PrestaShop peut-il gérer un catalogue privé pour des professionnels ?

Oui, PrestaShop peut gérer des catalogues privés ou des restrictions de visibilité selon les groupes clients, avec une configuration adaptée ou des extensions spécialisées. Le point important est de définir précisément quels produits, catégories ou documents doivent être visibles selon chaque type de client.

Peut-on afficher des prix différents selon les clients dans PrestaShop ?

Oui, il est possible de gérer des prix spécifiques, des remises par quantité, des tarifs par groupe client ou des conditions négociées. Il faut toutefois éviter les règles contradictoires entre modules, promotions, groupes clients et données issues de l’ERP.

PrestaShop permet-il de remplacer le panier par une demande de devis ?

Oui, on peut mettre en place une demande de devis PrestaShop. Le besoin peut être simple, avec un panier envoyé à un commercial, ou plus avancé avec un workflow de validation, de modification et de transformation du devis en commande.

Faut-il connecter PrestaShop à un ERP pour un projet B2B ?
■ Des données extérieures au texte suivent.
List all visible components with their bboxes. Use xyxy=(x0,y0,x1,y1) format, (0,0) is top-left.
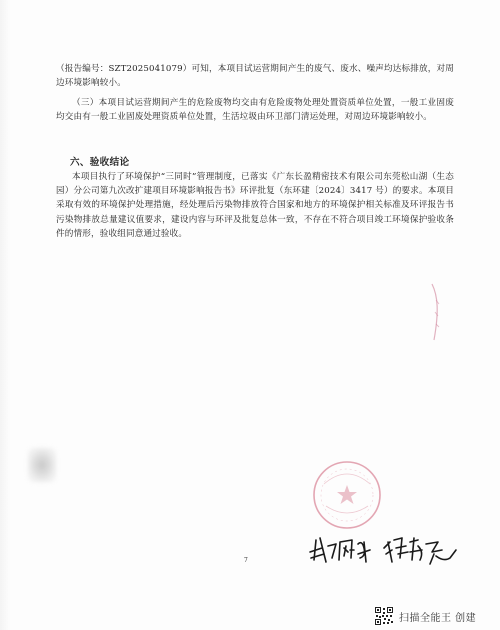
official-seal xyxy=(310,458,384,532)
seam-stamp-fragment xyxy=(428,282,442,342)
page-edge-shadow xyxy=(0,0,10,630)
scanner-watermark xyxy=(374,606,476,626)
conclusion-paragraph: 本项目执行了环境保护“三同时”管理制度，已落实《广东长盈精密技术有限公司东莞松山湖（生态园）分公司第九次改扩建项目环境影响报告书》环评批复（东环建〔2024〕3417 号）的要求。本项目采取有效的环境保护处理措施，经处理后污染物排放符合国家和地方的环境保护相关标准及环评报告书污染物排放总量建议值要求，建设内容与环评及批复总体一致，不存在不符合项目竣工环境保护验收条件的情形，验收组同意通过验收。 xyxy=(56,172,454,239)
section-heading-conclusion: 六、验收结论 xyxy=(70,157,130,168)
blurred-area xyxy=(28,448,56,482)
report-paragraph-2: （三）本项目试运营期间产生的危险废物均交由有危险废物处理处置资质单位处置，一般工业固废均交由有一般工业固废处理资质单位处置，生活垃圾由环卫部门清运处理，对周边环境影响较小。 xyxy=(56,98,454,123)
watermark-text: 扫描全能王 创建 xyxy=(399,612,477,624)
report-paragraph-1: （报告编号：SZT2025041079）可知，本项目试运营期间产生的废气、废水、噪声均达标排放，对周边环境影响较小。 xyxy=(56,64,454,89)
handwritten-signatures xyxy=(306,528,466,568)
page-number: 7 xyxy=(244,557,248,564)
qr-code-icon xyxy=(374,606,394,626)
Ce n’est pas obligatoire pour tous les projets, mais c’est souvent recommandé lorsque l’ERP pilote les stocks, les prix, les commandes, les factures ou les comptes clients. Dans ce cas, il faut définir clairement quelles données viennent de l’ERP et lesquelles restent gérées dans PrestaShop.

PrestaShop est-il adapté aux gros projets B2B complexes ?

PrestaShop peut convenir à de nombreux projets B2B, mais il atteint ses limites lorsque les règles commerciales, les droits utilisateurs, les workflows ou les connexions ERP deviennent très complexes. Dans ce cas, il faut comparer PrestaShop avec une plateforme B2B plus spécialisée ou envisager un développement spécifique.